Most preferred is spray-drying in combination with fluidized-bed
granulation (commonly known as fluidized spray drying or FSD). The
spraying conditions are suitably adjusted (by the size of the
spraying nozzle orifice, the percentage of water in the emulsion
etc.) so as to produce particles passing a 10 mesh screen and being
retained by a 200 mesh screen, preferably particles of a size in
the range between 20 and 170 mesh.
[0015] The granules or beadlets obtained are then submitted to
conditions to effect cross-linking of the protein, e.g., gelatin,
and the reducing substance (sugar). The cross-linking may be
accomplished by heat-treatment or by treatment with enzymes, e.g.,
transglutaminase.
[0016] Preferably, the cross-linking is accomplished by
heat-treatment. In one embodiment of the process of the present
invention, the granules or beadlets are heated to about 60.degree.
C. to about 100.degree. C. for about 10 to about 60 minutes, e.g.
to 80.degree. C. for about 40 minutes. The so-obtained composition
represents a powder which is insoluble in boiling water.
[0017] The compositions of the present invention may find use
particularly as additives to vegetable fats such as margarine where
they provide increased stability of the particular ingredient as
compared to similar compositions which do not contain a hardened
vegetable fat. They may be present, e.g., in vegetable fats in an
amount to provide from about 1 to about 2000 ppm of carotenoid.

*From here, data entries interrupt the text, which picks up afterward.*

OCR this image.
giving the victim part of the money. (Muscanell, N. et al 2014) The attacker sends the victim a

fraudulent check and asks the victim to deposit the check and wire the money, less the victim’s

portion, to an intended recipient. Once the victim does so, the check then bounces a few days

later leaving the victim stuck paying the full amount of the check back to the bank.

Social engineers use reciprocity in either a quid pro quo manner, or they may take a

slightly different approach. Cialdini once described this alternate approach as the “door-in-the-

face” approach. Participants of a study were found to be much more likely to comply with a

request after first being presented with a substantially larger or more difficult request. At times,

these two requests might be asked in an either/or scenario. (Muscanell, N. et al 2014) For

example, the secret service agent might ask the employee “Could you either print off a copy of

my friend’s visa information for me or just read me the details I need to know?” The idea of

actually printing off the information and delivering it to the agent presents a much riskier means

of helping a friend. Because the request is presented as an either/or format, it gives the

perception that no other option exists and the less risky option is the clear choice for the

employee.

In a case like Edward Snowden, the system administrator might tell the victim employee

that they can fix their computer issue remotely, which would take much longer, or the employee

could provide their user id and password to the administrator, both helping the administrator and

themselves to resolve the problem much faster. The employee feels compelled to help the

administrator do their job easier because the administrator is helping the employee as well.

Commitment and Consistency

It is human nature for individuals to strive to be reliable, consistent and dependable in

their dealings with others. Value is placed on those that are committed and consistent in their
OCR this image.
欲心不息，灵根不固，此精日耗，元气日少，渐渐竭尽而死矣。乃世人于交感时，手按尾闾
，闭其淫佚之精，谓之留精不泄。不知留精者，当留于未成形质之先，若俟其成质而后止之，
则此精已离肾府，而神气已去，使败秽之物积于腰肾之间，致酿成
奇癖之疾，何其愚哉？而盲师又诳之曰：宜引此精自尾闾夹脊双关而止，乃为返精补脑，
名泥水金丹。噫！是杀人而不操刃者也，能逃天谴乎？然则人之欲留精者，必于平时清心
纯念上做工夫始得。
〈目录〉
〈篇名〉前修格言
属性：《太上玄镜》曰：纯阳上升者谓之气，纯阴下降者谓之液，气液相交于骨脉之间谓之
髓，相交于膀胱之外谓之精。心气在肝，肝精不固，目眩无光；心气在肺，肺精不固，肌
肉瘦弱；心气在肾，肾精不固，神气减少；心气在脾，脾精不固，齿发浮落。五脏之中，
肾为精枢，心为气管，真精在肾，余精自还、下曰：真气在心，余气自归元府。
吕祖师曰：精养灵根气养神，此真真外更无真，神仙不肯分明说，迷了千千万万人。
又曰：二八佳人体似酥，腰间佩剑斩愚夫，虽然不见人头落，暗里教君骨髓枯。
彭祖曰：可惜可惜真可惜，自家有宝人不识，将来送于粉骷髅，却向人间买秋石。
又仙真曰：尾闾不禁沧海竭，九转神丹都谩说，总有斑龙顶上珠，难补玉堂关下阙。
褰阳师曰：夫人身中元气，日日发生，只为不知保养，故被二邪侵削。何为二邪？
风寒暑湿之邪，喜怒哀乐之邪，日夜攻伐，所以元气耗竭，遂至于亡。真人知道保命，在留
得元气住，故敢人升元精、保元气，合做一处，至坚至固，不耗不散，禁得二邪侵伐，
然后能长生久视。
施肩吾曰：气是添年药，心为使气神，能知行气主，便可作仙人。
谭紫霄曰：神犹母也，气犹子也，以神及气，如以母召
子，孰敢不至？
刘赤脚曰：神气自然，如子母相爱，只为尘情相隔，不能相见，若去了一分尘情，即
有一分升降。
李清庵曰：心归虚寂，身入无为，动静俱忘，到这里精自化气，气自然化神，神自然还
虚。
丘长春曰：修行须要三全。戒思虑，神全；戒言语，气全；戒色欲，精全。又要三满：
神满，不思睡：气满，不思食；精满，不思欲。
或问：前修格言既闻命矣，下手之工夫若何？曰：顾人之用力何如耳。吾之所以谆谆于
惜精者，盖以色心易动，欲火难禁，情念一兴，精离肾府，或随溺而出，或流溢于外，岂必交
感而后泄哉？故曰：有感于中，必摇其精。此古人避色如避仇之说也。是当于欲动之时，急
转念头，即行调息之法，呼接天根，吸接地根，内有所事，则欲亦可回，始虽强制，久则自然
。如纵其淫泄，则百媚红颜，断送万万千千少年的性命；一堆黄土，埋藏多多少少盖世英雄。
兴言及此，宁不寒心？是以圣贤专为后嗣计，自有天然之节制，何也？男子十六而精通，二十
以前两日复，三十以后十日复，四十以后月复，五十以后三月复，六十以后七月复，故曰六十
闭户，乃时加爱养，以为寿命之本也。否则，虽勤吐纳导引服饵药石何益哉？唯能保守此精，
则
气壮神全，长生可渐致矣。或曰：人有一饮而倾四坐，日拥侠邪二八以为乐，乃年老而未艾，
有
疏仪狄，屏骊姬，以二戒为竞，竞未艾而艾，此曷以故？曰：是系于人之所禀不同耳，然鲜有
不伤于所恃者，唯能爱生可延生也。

[0018] The following Example illustrates the invention further.
EXAMPLE
[0019] 44 g of gelatin (Bloom 140), 48 g of fructose, 20 g of
glycerol and 3 g of ascorbyl palmitate were dissolved in water at
60.degree. C. The pH was adjusted to 7.6 by the addition of 2.4 ml
of 20% (wt/vol) aqueous sodium hydroxide solution to yield Phase I.
11 g of lutein cake base (75%, Kemin Foods, Des Moines, Iowa, USA),
4.8 g of lycopene (70%, LycoRed Natural Products Industries Ltd.,
Israel), 20 g of sunflower fat and 3 g of d,l-.alpha.-tocopherol
were dissolved in 150 ml of chloroform with heating to reflux.
There was thus obtained phase II. Phase II was slowly emulsified
into Phase I at 45.degree. C. using a rotor-stator emulsifier to
obtain a particle size of the inner phase of 214 nm. The chloroform
was distilled off and the resulting emulsion sprayed into a
fluidized starch bed. The so-obtained beadlets were separated by
sieving and dried in a fluidized bed. The so-obtained a powder was
transferred to a round-bottom flask and heated for 40 minutes in an
oil bath of 80.degree. C. in a rotary dryer.
[0020] The so-obtained product was incorporated into margarine in
carotenoid concentrations of 260 ppm and 2000 ppm. After storage
for four weeks at 4.degree. C. the retention of the carotenoids was
determined by spectrophotometry and was found to be 100%.